Dr. Hussain: Yes and/or access to clinical trials. We know the phases of prostate cancer now. The same disease state now has multiple phases, and it’s becoming complicated. That’s important because this speaks to the importance of personalizing care for the patient at all levels.

We’re becoming more and more personalized about how we categorize the different disease states.

Dr. Hussain: Yes, absolutely, and we do individualize the care. A 50-year-old who comes in with non-metastatic castrate-resistant prostate cancer and no comorbidities has a very different disease than someone who is 85, had a stroke, and is in a wheelchair.

Patients should ask their physicians specifically about the type of biochemical recurrence they have, their expected prognosis based on their PSA doubling time, their risk-benefits ratio, and which scientific information from prospective clinical trials can help guide their decisions. Patients should ask for educational material, and doctors should help patients make a decision that’s not based on being afraid but being informed about the choices, pros, and cons.

Would you give similar recommendations to anyone along any stage of the disease progression?

Dr. Hussain: Absolutely. Informed decisions are critical in every disease setting. But biochemical recurrence is a complicated phase of disease. In the setting of metastatic disease, it’s relatively easy in that there is no question regarding the disease risks. Earlier therapy, before symptoms or before the disease worsens, is better generally. This a disease setting that is likely to cause harm if therapy is delayed significantly.
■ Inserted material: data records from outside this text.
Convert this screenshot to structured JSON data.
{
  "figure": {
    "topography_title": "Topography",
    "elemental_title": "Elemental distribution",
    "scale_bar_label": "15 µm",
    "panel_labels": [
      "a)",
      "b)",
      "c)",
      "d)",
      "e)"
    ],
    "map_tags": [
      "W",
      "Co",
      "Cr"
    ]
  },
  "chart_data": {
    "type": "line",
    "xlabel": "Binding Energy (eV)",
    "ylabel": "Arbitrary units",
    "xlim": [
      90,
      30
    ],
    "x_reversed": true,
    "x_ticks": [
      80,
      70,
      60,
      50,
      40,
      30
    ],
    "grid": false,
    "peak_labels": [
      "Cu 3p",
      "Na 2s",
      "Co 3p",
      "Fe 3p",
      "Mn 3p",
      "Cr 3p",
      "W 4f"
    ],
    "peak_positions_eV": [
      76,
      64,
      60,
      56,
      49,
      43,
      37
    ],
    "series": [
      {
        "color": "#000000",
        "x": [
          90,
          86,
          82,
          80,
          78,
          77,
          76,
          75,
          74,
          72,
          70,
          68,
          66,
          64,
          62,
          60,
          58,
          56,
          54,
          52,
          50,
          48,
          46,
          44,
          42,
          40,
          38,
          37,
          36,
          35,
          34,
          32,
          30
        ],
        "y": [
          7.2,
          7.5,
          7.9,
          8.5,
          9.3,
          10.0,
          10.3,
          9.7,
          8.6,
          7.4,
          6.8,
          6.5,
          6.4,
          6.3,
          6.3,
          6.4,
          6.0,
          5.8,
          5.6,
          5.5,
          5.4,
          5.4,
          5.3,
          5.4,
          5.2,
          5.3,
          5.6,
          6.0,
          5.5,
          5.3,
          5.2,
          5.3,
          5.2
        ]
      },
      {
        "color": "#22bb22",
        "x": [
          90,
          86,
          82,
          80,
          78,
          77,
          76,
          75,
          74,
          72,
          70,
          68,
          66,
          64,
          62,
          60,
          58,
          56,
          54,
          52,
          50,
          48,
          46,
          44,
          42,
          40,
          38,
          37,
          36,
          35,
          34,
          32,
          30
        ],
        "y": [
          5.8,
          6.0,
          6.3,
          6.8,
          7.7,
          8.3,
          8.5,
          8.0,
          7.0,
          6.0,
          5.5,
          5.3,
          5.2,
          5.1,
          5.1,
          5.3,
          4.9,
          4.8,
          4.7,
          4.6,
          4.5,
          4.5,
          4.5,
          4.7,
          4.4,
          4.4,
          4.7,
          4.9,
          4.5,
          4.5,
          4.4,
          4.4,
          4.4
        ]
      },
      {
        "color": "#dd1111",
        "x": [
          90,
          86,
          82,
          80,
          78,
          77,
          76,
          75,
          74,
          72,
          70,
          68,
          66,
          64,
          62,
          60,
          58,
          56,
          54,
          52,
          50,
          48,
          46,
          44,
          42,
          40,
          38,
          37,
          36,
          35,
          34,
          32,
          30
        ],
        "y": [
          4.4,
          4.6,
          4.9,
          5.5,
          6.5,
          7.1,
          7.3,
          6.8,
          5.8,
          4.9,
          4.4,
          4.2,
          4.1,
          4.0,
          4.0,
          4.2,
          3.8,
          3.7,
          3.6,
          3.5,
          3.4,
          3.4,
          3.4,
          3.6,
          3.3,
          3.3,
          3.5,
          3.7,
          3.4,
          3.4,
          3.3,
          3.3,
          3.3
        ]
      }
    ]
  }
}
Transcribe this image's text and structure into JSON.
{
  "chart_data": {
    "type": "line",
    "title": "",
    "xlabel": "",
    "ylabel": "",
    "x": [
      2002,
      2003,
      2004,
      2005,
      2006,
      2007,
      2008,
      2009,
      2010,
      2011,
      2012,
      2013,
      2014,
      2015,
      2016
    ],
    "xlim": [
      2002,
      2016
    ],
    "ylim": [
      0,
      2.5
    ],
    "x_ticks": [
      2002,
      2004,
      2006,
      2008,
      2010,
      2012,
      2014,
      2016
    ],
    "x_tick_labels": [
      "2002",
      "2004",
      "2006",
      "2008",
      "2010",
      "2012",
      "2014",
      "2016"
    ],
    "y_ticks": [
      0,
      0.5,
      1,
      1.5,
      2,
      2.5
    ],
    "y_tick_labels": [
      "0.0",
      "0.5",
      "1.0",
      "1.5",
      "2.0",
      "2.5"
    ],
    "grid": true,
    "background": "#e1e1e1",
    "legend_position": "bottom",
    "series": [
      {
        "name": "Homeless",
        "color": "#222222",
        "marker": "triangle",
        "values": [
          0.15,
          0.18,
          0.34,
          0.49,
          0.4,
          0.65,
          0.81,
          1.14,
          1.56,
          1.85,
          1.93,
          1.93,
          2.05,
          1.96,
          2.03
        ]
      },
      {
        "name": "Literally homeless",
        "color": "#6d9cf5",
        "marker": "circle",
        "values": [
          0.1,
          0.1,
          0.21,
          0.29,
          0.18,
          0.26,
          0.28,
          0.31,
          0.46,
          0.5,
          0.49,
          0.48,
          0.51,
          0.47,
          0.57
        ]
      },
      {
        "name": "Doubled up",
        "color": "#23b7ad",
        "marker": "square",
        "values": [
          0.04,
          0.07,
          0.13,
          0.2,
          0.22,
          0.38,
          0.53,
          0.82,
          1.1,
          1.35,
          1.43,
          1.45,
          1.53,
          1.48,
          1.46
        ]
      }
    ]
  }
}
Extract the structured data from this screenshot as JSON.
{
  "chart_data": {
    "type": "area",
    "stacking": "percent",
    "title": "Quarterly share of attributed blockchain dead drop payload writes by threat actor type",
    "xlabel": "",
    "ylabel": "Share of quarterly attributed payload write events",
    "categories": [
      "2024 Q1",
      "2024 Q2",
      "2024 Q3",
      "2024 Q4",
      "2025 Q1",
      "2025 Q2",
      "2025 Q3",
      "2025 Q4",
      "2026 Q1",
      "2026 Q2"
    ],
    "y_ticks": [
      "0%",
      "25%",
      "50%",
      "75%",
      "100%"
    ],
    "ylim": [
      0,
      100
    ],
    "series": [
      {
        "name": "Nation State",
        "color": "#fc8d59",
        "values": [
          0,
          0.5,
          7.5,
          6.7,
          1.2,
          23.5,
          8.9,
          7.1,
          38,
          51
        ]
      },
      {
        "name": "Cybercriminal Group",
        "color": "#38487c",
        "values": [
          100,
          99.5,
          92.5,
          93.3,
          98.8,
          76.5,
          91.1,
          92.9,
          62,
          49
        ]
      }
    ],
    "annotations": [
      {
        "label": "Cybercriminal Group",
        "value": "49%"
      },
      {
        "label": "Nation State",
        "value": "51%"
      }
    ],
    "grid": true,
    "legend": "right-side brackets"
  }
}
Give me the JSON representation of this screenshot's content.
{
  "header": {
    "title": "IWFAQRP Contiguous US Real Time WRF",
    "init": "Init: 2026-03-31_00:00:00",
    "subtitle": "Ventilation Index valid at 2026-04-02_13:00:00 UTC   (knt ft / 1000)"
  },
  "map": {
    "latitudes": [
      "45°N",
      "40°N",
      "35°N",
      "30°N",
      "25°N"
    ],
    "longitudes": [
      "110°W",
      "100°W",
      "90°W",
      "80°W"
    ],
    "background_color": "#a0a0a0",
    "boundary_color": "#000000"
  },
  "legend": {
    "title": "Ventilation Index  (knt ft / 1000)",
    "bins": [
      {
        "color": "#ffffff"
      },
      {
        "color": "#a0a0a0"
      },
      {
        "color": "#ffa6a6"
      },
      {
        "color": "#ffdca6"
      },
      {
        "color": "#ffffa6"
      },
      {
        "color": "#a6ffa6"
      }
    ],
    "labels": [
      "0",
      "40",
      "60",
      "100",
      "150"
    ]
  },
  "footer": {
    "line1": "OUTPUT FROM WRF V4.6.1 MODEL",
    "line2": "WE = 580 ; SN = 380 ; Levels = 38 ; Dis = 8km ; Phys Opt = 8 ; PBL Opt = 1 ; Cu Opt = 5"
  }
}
But with non-metastatic hormone sensitive biochemical relapse, a patient can go for years without having any visible metastasis. It’s more complicated when there’s no imminent danger. At the end of the day, I tell patients with non-metastatic hormone sensitive disease in whom there is no clear data to support benefit from systemic therapy, that this is a gray area where we don’t have compelling data to say that giving hormone treatment is going to give a meaningful benefit. Therefore, one option is we monitor closely with interval PSA checks and periodic imaging. Based on doubling times and trends, what new evidence that comes up, and patient comfort we can watch. Once the patient is informed about the specifics, it is fascinating that the majority tends to be comfortable with watching and about a third are not comfortable with not getting therapy. There is not a one-size-fits-all approach. Personalized shared decision is critical.